Business

Falcone admits wrongdoing in SEC settlement

Rather than borrowing against assets — like his $39 million St. Barts villa—Falcone admitted he arranged an improper loan to pay his personal taxes.

Rather than borrowing against assets — like his $39 million St. Barts villa—Falcone admitted he arranged an improper loan to pay his personal taxes. (PatrickMcMullan)

Well, this is a first for Wall Street: a hedge fund honcho admits he wronged his investors.

Billionaire Phil Falcone, the head of Harbinger Capital Partners, agreed to admit to wrongdoing under a landmark settlement with the Securities and Exchange Commission.

The agreement is the first to require such an admission since SEC chief Mary Jo White announced that the agency would no longer allow some defendants to cop out of cases “without admitting nor denying” wrongdoing, legal experts said.

The settlement, which must still be approved by a federal court judge, comes after White and other SEC commissioners rejected an earlier deal that they felt amounted to a wrist slap for Falcone.

Falcone will also be barred from the securities industry for at least five years — up from just two years under the earlier deal — and pay $18 million to settle allegations of improper dealings.

The SEC sued Falcone in June 2012 for putting his “lavish lifestyle,” including a $39 million estate in St. Bart’s, ahead of the interests of his investors.

The Wall Street watchdog said he wrongfully borrowed $113 million to pay his taxes while barring investors from making withdrawals. He also improperly gave certain large investors favorable withdrawal terms over other investors, the SEC said.

“I believe putting these issues behind me now is the best course of action for me and our investors,” Falcone said in a statement.

The fallen hedgie said the deal will allow him to focus on his publicly traded entity, Harbinger Group, and his wireless venture LightSquared, which is struggling to emerge from bankruptcy.

The Harbinger hedge fund, which once boasted $26 billion in capital, will be unwound with the help of an independent monitor. Falcone will assist with the funds’ liquidation, which is tethered in part to a $3 billion investment in LightSquared.

“The public wants people to admit their guilt,” said John Coffee, a securities law professor at Columbia University.

The SEC’s deal with Falcone suggests that the SEC is finally recognizing “what the public really wants” from regulators, Coffee said.

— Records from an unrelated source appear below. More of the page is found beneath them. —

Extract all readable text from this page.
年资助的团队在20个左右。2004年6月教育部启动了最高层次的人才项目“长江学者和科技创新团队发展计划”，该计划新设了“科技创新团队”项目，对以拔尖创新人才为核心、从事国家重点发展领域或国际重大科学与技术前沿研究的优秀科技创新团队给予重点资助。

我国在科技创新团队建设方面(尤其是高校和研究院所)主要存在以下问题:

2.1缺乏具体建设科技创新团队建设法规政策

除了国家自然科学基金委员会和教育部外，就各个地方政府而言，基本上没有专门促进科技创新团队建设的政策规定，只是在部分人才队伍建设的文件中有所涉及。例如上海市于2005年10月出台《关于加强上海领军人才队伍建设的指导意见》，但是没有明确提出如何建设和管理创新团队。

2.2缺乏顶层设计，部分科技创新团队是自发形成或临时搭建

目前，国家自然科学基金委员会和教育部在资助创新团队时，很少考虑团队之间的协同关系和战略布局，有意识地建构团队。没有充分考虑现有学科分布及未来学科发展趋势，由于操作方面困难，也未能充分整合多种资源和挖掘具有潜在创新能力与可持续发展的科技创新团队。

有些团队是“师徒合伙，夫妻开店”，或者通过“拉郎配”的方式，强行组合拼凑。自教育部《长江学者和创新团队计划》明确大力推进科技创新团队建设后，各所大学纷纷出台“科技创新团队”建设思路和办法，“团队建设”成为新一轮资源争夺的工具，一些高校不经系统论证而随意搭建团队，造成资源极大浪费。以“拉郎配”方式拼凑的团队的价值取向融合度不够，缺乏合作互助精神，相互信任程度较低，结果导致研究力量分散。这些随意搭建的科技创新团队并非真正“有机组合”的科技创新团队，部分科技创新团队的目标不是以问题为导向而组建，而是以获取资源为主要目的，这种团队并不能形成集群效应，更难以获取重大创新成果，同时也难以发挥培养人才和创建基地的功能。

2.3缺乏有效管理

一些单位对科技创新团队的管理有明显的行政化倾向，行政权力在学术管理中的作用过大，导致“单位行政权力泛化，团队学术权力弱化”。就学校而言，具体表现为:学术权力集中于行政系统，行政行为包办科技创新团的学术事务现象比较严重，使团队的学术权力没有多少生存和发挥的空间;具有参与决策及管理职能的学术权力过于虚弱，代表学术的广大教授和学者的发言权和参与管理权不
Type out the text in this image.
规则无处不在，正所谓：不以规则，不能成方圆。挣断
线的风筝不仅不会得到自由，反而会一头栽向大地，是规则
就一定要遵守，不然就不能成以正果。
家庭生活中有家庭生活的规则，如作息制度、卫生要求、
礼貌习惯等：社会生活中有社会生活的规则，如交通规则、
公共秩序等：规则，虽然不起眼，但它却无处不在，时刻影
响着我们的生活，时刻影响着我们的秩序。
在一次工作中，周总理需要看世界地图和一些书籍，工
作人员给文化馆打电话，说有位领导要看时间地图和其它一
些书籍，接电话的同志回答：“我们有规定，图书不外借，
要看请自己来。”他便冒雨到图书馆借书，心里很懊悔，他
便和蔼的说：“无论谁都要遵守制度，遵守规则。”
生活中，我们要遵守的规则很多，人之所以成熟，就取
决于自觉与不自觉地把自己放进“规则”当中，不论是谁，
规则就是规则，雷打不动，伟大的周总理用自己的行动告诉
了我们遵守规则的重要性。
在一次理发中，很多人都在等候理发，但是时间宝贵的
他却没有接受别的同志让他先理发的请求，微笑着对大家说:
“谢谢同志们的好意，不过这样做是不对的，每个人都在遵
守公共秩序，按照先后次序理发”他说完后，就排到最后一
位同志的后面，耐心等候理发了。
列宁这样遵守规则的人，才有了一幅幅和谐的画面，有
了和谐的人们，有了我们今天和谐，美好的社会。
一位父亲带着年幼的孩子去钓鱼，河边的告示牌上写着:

White’s decision to require at least some defendants to admit wrongdoing follows a recent uprising against her predecessors’ policy of allowing defendants to “neither admit nor deny” wrongdoing when settling cases.

The revolt was kicked off in 2011 by outspoken Manhattan federal judge Jed Rakoff. He rejected the SEC’s $285 million settlement with Citigoup, saying the public had a right to know the truth of the SEC’s allegations against Citi.

“We are going to, in certain cases, be seeking admissions going forward,” White told an audience at a conference in June. “Public accountability in particular kinds of cases can be quite important, and if we don’t get them, then we litigate them.”

Falcone, a hockey player at Harvard who rose to hedge-fund fame betting against subprime mortgages ahead of the housing meltdown, also admitted to orchestrating a short squeeze in 2006 by buying up all the bonds of a Canadian company that he knew was a target of short sellers.